Ned Freed ned.freed at mrochek.com
Thu Mar 26 16:38:30 CET 2009


> Hi Bjorn,

> I did not read carefully then, though I'm in the process of writing a RFC, here goes the answers to you queries:

> A example message:

> Content-Type: Message/Disclaimer;
> Disclaiming-Domain= Microsoft.com; Disclaimer-Action: Prepend; Department-Identification= Finance;      boundary="--sample boundary"

> ----sample boundary
> Content-Type: multipart/mixed;             boundary="--first boundary"

> This is a multi-part message in MIME format.

> ----first boundary
> Content-Type: multipart/alternative;      boundary="--second boundary"

> ----second boundary
> Content-Type: text/plain;
>               charset="us-ascii"
> Content-Transfer-Encoding: quoted-printable

> <the plain text disclaimer goes here>

> ----second boundary
> Content-Type: text/html;
>         charset="iso-8859-1"
> Content-Transfer-Encoding: quoted-printable

> <HTML version of Disclaimer goes here along with CID for usage of Images as defined in RFC 2392>

> --second boundary--
> --first boundary--
> --sample boundary--

While I cautiously support defining a means to have identifiable disclaimer
text in messages, this is not the way to do it. For starters, this needs to be
under the multipart top-level type, not the message top-level type. Putting it
under message violates the MIME design principle that newly defined composite
structures must go under multipart so that existing MIME readers will be able
to process the ocntent without havingt to be modified.

Putting this under message also arguably violates at least one MIME
requirement, section 4.1 of RFC 4288, which forbids registration of types that
are a "collection of separate entities of another type".

Second, the structure you're using looks wrong to me. You have this:

    message/disclaimer
     multipart/mixed
      multipart/alternative

I suggest that this should instead be:

    multipart/disclaimer
     multipart/mixed
     multipart/alternative

More generally, multipart/disclaimer would be defined as a container with
two parts, the first containing the regular message content and the second
contains any disclaimers attached to the message content. Either or both 
of these parts can themselves be multiparts.
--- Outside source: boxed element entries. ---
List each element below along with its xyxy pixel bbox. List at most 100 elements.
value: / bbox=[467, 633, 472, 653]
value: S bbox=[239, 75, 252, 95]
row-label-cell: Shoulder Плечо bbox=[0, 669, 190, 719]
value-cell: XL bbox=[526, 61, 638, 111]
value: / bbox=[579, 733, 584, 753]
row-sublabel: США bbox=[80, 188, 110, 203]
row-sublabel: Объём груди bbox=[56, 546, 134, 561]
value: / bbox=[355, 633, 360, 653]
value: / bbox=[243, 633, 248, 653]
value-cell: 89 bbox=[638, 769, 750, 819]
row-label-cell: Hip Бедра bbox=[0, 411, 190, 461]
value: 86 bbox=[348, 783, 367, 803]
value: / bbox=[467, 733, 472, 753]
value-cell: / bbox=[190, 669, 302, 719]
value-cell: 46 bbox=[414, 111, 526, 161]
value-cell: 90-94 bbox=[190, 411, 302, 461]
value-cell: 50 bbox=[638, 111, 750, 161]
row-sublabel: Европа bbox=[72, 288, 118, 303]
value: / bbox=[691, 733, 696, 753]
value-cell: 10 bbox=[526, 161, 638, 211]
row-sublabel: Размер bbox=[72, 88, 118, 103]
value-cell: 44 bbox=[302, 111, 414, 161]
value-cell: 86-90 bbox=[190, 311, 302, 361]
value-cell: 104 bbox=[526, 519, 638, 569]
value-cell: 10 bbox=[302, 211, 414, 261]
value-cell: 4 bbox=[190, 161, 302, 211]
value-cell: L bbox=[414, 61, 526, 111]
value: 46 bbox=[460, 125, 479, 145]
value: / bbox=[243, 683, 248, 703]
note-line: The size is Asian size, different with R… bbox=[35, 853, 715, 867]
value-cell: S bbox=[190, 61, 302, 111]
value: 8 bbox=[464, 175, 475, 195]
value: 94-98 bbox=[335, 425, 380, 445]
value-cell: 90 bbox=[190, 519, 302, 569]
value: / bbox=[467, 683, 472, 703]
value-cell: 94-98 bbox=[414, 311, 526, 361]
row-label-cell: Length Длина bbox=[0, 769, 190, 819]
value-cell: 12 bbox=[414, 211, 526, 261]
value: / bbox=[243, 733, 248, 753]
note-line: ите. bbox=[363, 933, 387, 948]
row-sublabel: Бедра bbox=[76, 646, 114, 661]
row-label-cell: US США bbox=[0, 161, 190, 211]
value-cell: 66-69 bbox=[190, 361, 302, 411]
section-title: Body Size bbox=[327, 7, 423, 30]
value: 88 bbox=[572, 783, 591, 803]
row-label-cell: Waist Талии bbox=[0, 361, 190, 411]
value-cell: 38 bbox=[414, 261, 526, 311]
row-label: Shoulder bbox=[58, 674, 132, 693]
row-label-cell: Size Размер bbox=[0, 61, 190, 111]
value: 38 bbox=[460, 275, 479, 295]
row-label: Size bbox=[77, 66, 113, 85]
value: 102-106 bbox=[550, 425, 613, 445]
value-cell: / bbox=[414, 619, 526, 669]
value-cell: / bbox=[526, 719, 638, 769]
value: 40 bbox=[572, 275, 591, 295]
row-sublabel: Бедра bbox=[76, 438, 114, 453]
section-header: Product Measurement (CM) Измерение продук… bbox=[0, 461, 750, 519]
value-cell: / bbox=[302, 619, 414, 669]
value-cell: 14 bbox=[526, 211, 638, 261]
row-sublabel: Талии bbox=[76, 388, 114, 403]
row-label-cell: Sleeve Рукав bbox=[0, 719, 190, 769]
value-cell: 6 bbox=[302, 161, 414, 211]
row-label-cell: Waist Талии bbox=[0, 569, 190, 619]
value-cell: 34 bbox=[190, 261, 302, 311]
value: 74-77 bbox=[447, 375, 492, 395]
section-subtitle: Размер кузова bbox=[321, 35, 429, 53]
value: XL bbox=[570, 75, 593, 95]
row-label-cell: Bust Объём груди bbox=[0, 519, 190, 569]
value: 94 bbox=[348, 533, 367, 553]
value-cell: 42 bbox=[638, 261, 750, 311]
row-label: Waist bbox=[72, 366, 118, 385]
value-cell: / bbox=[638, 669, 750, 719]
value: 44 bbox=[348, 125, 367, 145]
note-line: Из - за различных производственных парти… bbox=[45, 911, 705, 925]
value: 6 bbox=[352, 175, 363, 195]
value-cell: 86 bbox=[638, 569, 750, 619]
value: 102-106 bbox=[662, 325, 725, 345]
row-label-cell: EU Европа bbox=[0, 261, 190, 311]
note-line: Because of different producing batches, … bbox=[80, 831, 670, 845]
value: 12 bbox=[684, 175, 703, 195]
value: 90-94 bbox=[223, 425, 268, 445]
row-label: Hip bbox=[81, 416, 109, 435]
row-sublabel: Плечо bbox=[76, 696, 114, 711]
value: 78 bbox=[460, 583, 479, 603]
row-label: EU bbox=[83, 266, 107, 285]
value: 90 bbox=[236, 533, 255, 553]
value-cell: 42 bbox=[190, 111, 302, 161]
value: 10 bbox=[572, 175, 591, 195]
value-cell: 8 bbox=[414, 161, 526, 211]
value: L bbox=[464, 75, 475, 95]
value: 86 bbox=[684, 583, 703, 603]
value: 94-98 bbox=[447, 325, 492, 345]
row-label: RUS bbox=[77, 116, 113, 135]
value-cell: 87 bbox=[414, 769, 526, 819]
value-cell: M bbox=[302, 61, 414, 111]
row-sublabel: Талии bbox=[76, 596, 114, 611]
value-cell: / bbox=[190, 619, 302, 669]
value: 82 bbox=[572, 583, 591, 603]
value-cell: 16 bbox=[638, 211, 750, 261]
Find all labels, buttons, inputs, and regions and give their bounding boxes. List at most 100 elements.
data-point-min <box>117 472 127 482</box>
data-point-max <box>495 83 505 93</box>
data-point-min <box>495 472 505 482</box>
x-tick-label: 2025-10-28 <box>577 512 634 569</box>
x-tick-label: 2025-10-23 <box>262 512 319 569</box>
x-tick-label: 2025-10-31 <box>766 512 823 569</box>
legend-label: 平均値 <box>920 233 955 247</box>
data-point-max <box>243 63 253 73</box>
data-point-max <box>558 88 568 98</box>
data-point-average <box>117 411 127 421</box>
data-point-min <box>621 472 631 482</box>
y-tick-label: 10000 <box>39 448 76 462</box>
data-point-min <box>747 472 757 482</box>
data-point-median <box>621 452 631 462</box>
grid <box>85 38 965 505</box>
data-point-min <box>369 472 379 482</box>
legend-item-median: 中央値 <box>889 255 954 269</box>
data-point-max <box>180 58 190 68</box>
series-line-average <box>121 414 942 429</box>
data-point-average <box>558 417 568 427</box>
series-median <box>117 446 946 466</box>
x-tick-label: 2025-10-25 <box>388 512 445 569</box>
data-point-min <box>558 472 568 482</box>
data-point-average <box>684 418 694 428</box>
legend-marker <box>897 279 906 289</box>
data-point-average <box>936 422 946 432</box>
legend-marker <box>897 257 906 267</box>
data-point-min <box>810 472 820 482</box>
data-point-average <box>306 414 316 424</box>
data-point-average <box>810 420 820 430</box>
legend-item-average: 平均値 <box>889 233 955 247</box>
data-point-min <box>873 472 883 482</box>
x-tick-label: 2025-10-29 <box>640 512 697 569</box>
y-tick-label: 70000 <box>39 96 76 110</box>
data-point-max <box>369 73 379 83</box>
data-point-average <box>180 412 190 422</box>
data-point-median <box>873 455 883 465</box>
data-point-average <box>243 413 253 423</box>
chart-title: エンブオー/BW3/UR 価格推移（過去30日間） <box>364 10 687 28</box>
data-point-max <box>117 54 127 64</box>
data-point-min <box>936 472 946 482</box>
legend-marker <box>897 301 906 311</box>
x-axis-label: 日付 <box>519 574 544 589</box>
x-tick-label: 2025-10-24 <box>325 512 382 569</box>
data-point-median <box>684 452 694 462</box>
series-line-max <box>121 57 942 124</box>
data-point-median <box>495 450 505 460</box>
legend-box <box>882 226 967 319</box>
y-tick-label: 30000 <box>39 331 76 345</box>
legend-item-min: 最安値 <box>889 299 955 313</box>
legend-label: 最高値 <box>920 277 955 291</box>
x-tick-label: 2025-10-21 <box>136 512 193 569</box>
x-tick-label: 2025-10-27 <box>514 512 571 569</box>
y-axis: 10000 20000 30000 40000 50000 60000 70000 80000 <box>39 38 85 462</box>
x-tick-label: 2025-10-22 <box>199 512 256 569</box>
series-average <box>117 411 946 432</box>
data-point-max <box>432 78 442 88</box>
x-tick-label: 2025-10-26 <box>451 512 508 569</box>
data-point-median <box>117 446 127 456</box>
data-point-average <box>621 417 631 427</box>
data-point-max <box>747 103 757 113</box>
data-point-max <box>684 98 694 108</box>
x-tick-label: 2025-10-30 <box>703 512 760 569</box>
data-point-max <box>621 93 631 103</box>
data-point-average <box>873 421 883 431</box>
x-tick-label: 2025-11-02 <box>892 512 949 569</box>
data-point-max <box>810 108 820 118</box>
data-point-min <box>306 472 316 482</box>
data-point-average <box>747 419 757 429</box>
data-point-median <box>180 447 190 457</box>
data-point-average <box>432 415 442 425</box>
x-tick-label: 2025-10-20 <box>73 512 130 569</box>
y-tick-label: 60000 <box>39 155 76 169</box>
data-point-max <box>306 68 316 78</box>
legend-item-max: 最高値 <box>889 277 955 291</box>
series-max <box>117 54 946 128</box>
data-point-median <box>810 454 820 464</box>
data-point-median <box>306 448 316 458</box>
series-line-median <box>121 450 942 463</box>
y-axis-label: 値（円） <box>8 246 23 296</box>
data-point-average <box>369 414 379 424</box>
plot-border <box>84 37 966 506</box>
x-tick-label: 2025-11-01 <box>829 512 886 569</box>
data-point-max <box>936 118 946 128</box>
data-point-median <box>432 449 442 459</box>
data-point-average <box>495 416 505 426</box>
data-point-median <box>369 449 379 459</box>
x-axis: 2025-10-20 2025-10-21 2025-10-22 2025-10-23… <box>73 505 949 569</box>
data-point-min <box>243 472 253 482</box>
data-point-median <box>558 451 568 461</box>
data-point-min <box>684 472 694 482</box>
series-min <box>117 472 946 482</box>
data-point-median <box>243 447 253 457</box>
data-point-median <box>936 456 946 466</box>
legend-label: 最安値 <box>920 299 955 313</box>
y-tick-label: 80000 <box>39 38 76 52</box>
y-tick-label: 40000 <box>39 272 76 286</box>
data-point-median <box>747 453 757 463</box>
Another issue with all this is what you have here is a very general mechanism -
possibly too general. Do we really need the ability to have complex composite
disclaimer sections added to messages? Or would a simpler means of labelling a
single part as a disclaimer be sufficient?

The obvious simpler mechanism would be to define a content-disposition
value of "disclaimer".

One argument in favor of the simpler mechanism is that getting any of this
deployed at this late date is going to be quite difficult, and the simpler
the mechanism is the more likely people will be able to add support for it.

I personally have no strong feeling as to what's appropriate, but I do think
all the alternatives need to be considered.

> In simple terms, the disclaimer media subtype is intended to sanitize the
> handling of message disclaimer and avoid duplicates and organize them in a
> better way as advancements in Email clients and server demand in clear as
> well as rich messages, that catches the attention of the reader.

> Disclaimer content apart from its purpose/usage it is simply a extension of
> message body and has all the properties and norms of a message body.

No it doesn't. There's a difference between encapsulating an entire
message and encapsulating the content of a message. The former calls
for a message subtype, the latter does not.